Jim and Eve both began to speak at the same time. And both broke off to let the other go on.

Peter glanced swiftly from one to the other. His shrewd eyes took in the situation at once.

“I’m glad,” he said, “real glad. Jim,” he went on, “I guess your luck’s set in. Eve, my dear, your luck’s running, too. I’m just glad.”

The culprits exchanged swift glances of astonishment. Eve blushed, but it was Jim who answered him.

“Guess you see things easy, Peter,” he said. “But you aren’t as glad as I am.”

“We are,” corrected Eve.

Peter bent over his work again, smiling at the friendly pan with renewed interest. He scraped some long congealed black grease from its shoulder and gazed at it ruefully.

“Look at that,” he said, with his quaint smile, holding up the knife with the unwholesome fat sticking to it. “Guess your pans won’t get like that, eh, Eve?” Then he added with a sigh, “It’s sure time I hit the trail.

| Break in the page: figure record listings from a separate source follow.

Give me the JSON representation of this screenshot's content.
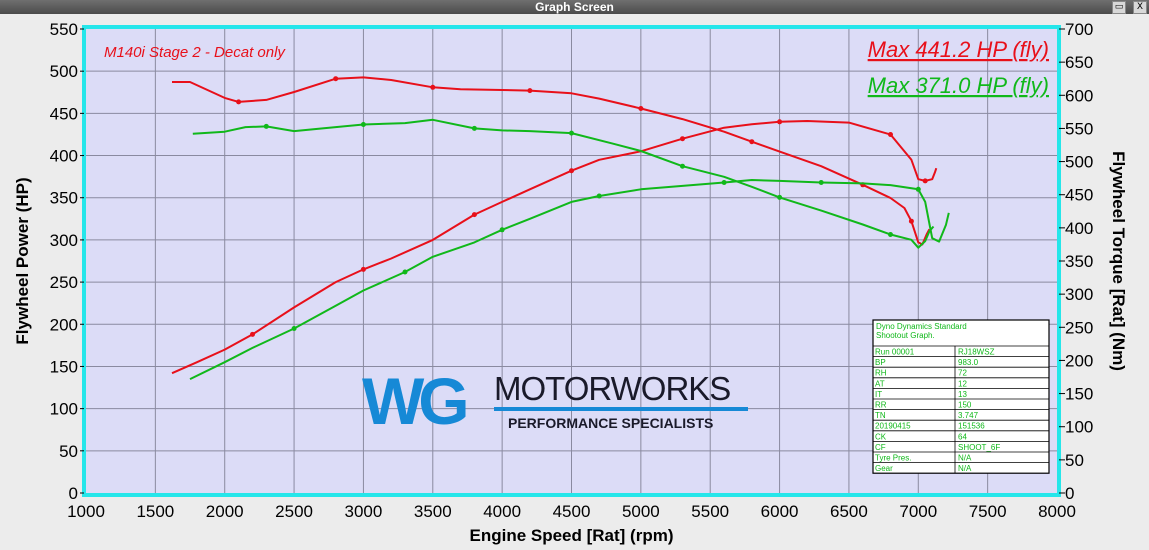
{
  "window": {
    "title": "Graph Screen",
    "maximize_glyph": "▭",
    "close_glyph": "X"
  },
  "chart_data": {
    "type": "line",
    "annotation": "M140i Stage 2 - Decat only",
    "xlabel": "Engine Speed [Rat] (rpm)",
    "ylabel_left": "Flywheel Power (HP)",
    "ylabel_right": "Flywheel Torque [Rat] (Nm)",
    "xlim": [
      1000,
      8000
    ],
    "ylim_left": [
      0,
      550
    ],
    "ylim_right": [
      0,
      700
    ],
    "x_ticks": [
      1000,
      1500,
      2000,
      2500,
      3000,
      3500,
      4000,
      4500,
      5000,
      5500,
      6000,
      6500,
      7000,
      7500,
      8000
    ],
    "y_ticks_left": [
      0,
      50,
      100,
      150,
      200,
      250,
      300,
      350,
      400,
      450,
      500,
      550
    ],
    "y_ticks_right": [
      0,
      50,
      100,
      150,
      200,
      250,
      300,
      350,
      400,
      450,
      500,
      550,
      600,
      650,
      700
    ],
    "grid": true,
    "colors": {
      "red": "#e8101a",
      "green": "#10b81a",
      "plot_bg": "#dcdcf7",
      "frame": "#25e6ea"
    },
    "max_labels": [
      {
        "text": "Max 441.2 HP (fly)",
        "color": "#e8101a"
      },
      {
        "text": "Max 371.0 HP (fly)",
        "color": "#10b81a"
      }
    ],
    "series": [
      {
        "color": "#e8101a",
        "axis": "left",
        "x": [
          1620,
          1800,
          2000,
          2200,
          2500,
          2800,
          3000,
          3200,
          3500,
          3800,
          4000,
          4200,
          4500,
          4700,
          5000,
          5300,
          5600,
          5800,
          6000,
          6200,
          6500,
          6800,
          6950,
          7000,
          7050,
          7100,
          7120,
          7130
        ],
        "y": [
          142,
          155,
          170,
          188,
          220,
          250,
          265,
          278,
          300,
          330,
          345,
          360,
          382,
          395,
          405,
          420,
          433,
          437,
          440,
          441,
          439,
          425,
          395,
          372,
          370,
          372,
          380,
          385
        ]
      },
      {
        "color": "#e8101a",
        "axis": "right",
        "x": [
          1620,
          1750,
          2000,
          2100,
          2300,
          2500,
          2800,
          3000,
          3200,
          3500,
          3700,
          4000,
          4200,
          4500,
          4700,
          5000,
          5300,
          5600,
          5800,
          6000,
          6300,
          6600,
          6800,
          6900,
          6950,
          7000,
          7030,
          7060,
          7080
        ],
        "y": [
          620,
          620,
          596,
          590,
          593,
          605,
          625,
          627,
          623,
          612,
          609,
          608,
          607,
          603,
          595,
          580,
          564,
          545,
          530,
          515,
          493,
          465,
          445,
          430,
          410,
          378,
          375,
          390,
          398
        ]
      },
      {
        "color": "#10b81a",
        "axis": "left",
        "x": [
          1750,
          2000,
          2200,
          2500,
          2800,
          3000,
          3300,
          3500,
          3800,
          4000,
          4200,
          4500,
          4700,
          5000,
          5300,
          5600,
          5800,
          6000,
          6300,
          6600,
          6800,
          7000,
          7050,
          7100,
          7150,
          7200,
          7220
        ],
        "y": [
          135,
          155,
          172,
          195,
          222,
          240,
          262,
          280,
          297,
          312,
          325,
          345,
          352,
          360,
          364,
          368,
          371,
          370,
          368,
          367,
          365,
          360,
          345,
          302,
          298,
          318,
          332
        ]
      },
      {
        "color": "#10b81a",
        "axis": "right",
        "x": [
          1770,
          2000,
          2150,
          2300,
          2500,
          2800,
          3000,
          3300,
          3500,
          3800,
          4000,
          4200,
          4500,
          4800,
          5000,
          5300,
          5600,
          5800,
          6000,
          6300,
          6600,
          6800,
          6950,
          7000,
          7050,
          7080,
          7110
        ],
        "y": [
          542,
          545,
          552,
          553,
          546,
          552,
          556,
          558,
          563,
          550,
          547,
          546,
          543,
          527,
          516,
          493,
          477,
          462,
          446,
          426,
          405,
          390,
          382,
          370,
          380,
          395,
          402
        ]
      }
    ],
    "info_table": {
      "header": [
        "Dyno Dynamics Standard",
        "Shootout Graph."
      ],
      "rows": [
        [
          "Run 00001",
          "RJ18WSZ"
        ],
        [
          "BP",
          "983.0"
        ],
        [
          "RH",
          "72"
        ],
        [
          "AT",
          "12"
        ],
        [
          "IT",
          "13"
        ],
        [
          "RR",
          "150"
        ],
        [
          "TN",
          "3.747"
        ],
        [
          "20190415",
          "151536"
        ],
        [
          "CK",
          "64"
        ],
        [
          "CF",
          "SHOOT_6F"
        ],
        [
          "Tyre Pres.",
          "N/A"
        ],
        [
          "Gear",
          "N/A"
        ]
      ]
    },
    "logo": {
      "mark": "WG",
      "name": "MOTORWORKS",
      "tagline": "PERFORMANCE SPECIALISTS"
    }
  }
}
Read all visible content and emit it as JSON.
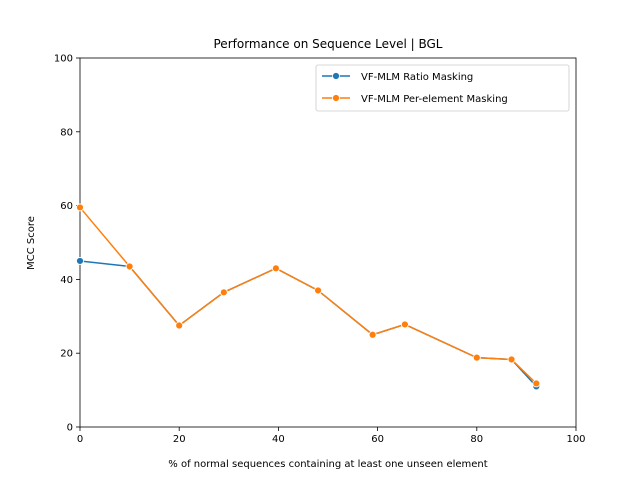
{
  "chart_data": {
    "type": "line",
    "title": "Performance on Sequence Level | BGL",
    "xlabel": "% of normal sequences containing at least one unseen element",
    "ylabel": "MCC Score",
    "xlim": [
      0,
      100
    ],
    "ylim": [
      0,
      100
    ],
    "xticks": [
      0,
      20,
      40,
      60,
      80,
      100
    ],
    "yticks": [
      0,
      20,
      40,
      60,
      80,
      100
    ],
    "grid": false,
    "legend_position": "top-right",
    "series": [
      {
        "name": "VF-MLM Ratio Masking",
        "color": "#1f77b4",
        "x": [
          0,
          10,
          20,
          29,
          39.5,
          48,
          59,
          65.5,
          80,
          87,
          92
        ],
        "y": [
          45,
          43.5,
          27.5,
          36.5,
          43,
          37,
          25,
          27.8,
          18.8,
          18.3,
          11
        ]
      },
      {
        "name": "VF-MLM Per-element Masking",
        "color": "#ff7f0e",
        "x": [
          0,
          10,
          20,
          29,
          39.5,
          48,
          59,
          65.5,
          80,
          87,
          92
        ],
        "y": [
          59.5,
          43.5,
          27.5,
          36.5,
          43,
          37,
          25,
          27.8,
          18.8,
          18.3,
          11.8
        ]
      }
    ]
  }
}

It’s been accumulating too long already. Y’see,” he went on simply, “it’s a good thing moving at times. Things need cleaning once in a while.”

He threw the pan into the wagon-box with a sigh of relief, and turned again to his two friends.

“I’d ask you to sit,” he began. But Jim cut him short.

“There’s no need, old friend. We’ve just come over to say we, too, are going to hit the trail. We’re going to hit it together.”

Peter nodded.

“We’re going to get the parson to marry us,” Jim went on eagerly, “and then we’re going to hit out for Canada–Edmonton–and start up a bit of a one-eyed ranch.”

Peter stood lost in thought, and Jim grew impatient.

“Well?” he inquired. “What do you think of it?”

The other nodded slowly, his eyes twinkling.

“Bully, but you’ll need a wagon to drive you out–when you’re getting married,” he said. “That’s how I was thinking. Guess I’ll drive you out in mine, eh?”

“But you’re going at sun-up,” cried Eve, in dismay. “We–we can’t get married so soon.”

“Guess I’ll wait over,” Peter answered easily. “It just means off-loading–and then loading up again. My frying-pan can have another cleaning.”

“Thanks, old friend,” cried Jim, linking his arm in Eve’s. “You’re a great feller. You’ll see us–married.” He squeezed the girl’s arm. “And then?”

“And then?”

Peter looked away at the dying light. His eyes were full of the kindly thought his two friends knew so well.

“Why, I’ll just hit the trail again,” he said.

“Where to?”

The big man turned his face slowly toward them, and his gentle humor was largely written in his expressive eyes.

“Why, Canada, I guess,” he said. “Edmonton–it seems to me.”